Mantener la adhesión a una fe, a una figura de hierro, a una fe-rramenta es un decisivo obstáculo para la comunicación con los demás y un tremendo escollo para la democracia del consenso. Porque frente al régimen Absoluto con su nuez de recia verdad, la democracia posmoderna pervive con su corazón puesto en el consenso. ¿Y qué es el consenso? Exactamente un patchwork, una pieza variable a partir de diferentes pesos, colores y texturas.

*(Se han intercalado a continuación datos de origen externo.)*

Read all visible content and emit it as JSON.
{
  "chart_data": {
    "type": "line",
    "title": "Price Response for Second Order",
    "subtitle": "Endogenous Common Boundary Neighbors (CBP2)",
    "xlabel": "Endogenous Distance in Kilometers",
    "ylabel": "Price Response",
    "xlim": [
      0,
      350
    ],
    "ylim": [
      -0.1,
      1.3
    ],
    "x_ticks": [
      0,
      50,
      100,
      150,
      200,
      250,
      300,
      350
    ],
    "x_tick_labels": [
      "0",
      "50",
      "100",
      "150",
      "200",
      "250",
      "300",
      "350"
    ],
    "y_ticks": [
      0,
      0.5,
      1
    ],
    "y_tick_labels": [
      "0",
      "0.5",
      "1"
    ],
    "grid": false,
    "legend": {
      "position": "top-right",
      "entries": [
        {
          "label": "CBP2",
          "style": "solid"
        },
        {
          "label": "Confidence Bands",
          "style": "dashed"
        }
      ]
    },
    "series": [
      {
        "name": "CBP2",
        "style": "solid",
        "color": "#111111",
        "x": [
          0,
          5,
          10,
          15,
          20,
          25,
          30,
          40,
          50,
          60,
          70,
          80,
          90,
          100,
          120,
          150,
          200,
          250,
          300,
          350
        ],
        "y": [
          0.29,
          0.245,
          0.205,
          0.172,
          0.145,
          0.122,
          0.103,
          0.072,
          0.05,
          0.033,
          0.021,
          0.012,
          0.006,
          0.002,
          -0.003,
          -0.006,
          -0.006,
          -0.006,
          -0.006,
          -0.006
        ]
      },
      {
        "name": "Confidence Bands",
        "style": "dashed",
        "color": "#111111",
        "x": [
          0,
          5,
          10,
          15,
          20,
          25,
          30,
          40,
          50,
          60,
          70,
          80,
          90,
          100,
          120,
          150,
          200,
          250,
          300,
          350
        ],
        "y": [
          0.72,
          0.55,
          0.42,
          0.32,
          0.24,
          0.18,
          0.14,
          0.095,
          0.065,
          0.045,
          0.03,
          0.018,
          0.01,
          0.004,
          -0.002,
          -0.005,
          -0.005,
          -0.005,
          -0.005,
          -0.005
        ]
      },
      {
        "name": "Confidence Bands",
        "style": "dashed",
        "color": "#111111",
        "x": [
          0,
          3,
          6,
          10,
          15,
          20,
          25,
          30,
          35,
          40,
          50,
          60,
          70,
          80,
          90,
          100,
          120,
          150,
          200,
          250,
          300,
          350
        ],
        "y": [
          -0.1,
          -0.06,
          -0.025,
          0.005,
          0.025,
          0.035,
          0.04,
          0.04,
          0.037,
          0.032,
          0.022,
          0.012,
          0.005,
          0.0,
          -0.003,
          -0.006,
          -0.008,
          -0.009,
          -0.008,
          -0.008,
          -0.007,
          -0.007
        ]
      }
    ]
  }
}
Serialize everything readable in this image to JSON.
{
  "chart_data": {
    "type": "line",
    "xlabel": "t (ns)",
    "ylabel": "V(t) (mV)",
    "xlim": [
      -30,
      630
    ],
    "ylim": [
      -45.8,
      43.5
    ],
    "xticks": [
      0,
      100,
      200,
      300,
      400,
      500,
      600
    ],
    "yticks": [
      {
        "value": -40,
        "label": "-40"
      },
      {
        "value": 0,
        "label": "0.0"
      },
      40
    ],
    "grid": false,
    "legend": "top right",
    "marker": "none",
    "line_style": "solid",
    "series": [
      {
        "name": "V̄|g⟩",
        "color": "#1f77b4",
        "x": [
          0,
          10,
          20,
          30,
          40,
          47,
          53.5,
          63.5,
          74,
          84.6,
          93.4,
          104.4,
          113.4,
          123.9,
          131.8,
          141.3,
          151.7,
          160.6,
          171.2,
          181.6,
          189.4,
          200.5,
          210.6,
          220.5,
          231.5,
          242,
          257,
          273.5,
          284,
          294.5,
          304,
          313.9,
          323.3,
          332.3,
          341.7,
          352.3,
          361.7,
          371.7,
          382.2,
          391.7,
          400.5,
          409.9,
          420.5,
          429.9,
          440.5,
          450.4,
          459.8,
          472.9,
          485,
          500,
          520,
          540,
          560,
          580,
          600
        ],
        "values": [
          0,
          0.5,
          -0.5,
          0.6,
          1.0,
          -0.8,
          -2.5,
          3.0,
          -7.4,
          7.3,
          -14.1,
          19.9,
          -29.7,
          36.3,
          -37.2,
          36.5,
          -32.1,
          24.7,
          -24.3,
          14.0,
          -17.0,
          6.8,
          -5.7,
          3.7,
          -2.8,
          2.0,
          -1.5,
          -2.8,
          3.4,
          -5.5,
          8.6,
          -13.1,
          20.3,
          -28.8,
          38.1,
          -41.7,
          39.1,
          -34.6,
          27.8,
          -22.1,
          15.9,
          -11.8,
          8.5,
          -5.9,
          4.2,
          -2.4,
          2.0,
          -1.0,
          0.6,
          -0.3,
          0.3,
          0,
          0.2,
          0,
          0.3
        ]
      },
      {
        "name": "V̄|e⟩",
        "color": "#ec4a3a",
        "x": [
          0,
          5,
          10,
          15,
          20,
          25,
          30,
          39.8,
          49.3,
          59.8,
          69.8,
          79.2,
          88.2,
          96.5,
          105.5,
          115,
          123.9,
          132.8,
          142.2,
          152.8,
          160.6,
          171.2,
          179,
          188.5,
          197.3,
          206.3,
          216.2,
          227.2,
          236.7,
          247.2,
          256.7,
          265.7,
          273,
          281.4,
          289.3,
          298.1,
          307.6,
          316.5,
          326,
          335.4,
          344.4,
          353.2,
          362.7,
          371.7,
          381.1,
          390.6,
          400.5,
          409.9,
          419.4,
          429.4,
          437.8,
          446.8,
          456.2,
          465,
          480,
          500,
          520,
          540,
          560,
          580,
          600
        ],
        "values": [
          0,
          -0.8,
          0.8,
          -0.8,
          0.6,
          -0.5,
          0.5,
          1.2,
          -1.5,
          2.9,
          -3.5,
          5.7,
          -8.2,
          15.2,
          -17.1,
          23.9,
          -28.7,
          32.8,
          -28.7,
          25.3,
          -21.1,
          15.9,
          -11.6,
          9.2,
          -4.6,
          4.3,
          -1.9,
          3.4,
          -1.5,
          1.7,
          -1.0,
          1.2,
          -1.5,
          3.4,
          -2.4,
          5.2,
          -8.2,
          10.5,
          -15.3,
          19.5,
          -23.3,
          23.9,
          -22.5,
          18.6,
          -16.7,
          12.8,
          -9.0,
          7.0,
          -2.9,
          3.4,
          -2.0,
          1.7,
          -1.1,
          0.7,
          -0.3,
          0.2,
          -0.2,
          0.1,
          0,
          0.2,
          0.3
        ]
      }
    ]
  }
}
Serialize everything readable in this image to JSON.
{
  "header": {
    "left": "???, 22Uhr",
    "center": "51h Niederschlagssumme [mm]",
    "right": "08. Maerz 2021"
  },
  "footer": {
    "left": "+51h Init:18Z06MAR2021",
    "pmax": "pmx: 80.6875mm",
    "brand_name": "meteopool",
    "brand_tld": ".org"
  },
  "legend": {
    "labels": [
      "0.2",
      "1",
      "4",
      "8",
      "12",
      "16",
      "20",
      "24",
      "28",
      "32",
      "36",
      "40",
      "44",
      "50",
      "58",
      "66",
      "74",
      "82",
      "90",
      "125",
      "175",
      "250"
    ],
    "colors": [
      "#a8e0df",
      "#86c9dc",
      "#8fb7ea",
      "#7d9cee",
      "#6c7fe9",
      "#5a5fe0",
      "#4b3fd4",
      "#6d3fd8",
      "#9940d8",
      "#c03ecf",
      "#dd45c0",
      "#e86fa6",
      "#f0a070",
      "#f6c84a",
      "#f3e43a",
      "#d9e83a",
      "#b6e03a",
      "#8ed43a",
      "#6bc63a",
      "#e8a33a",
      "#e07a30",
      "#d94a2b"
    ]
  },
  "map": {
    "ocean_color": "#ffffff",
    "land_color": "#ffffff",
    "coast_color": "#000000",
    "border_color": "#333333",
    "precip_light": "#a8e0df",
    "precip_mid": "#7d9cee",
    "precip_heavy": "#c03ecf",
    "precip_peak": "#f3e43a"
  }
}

Pero, además, si el mundo se entremezcla sin demasiadas fracturas internas es gracias al reblandecimiento de sus viejas certidumbres. Una verdad de pedernal chocaría contra otra piedra parecida, pero la convivencia, la cooperación, la colaboración, la traducción es posible gracias a la creciente ductilidad de los materiales. La firme convicción hiere o mata, la Verdad enhiesta hinca banderas. Contrariamente la hibridación crea hijos de todos los tonos.

Así como las máquinas de la modernidad se caracterizaban por la inflexible pesantez de su acero y la correspondiente rigidez de la Verdad contribuía al entendimiento, los artefactos del siglo XXI son ante todo livianos y polivalentes.

La máquina de escribir mecánica guardaba la unívoca alma de la escritura dentro de su armazón pero el ordenador guarda una población de almas y ninguna síntesis definida. A diferencia del robot del siglo XIX que repetía sus movimientos con la pulsión de uno u otro botón, las prestaciones del artefacto contemporáneo proceden de una combinatoria casi infinita que no solo oculta su univocidad sino que responde según las circunstancias y, en ocasiones, presionando dos o tres botones a la vez.

Si lo específico de la Verdad fue antes su identidad incólume y redundante ("yo soy el que soy"), ahora vivimos no solo en un piélago de falacias malolientes, que dirían los pesimistas, sino en un nuevo minestrone que no es ya ni italiano ni argentino, sino "verdaderamente" cualquier cosa de la gastronomía planetaria. Un plato indeterminable del que se alimenta el desorden del mundo y de cuyo metabolismo ha nacido una figura con tal grado de adaptación que en sus depósitos de verdad incluye también mentiras. Mentiras recicladas, mentiras rehogadas si se quiere, pero mentiras al fin y tan sabrosas como las verdades de las que han partido y regresan sin tropiezos.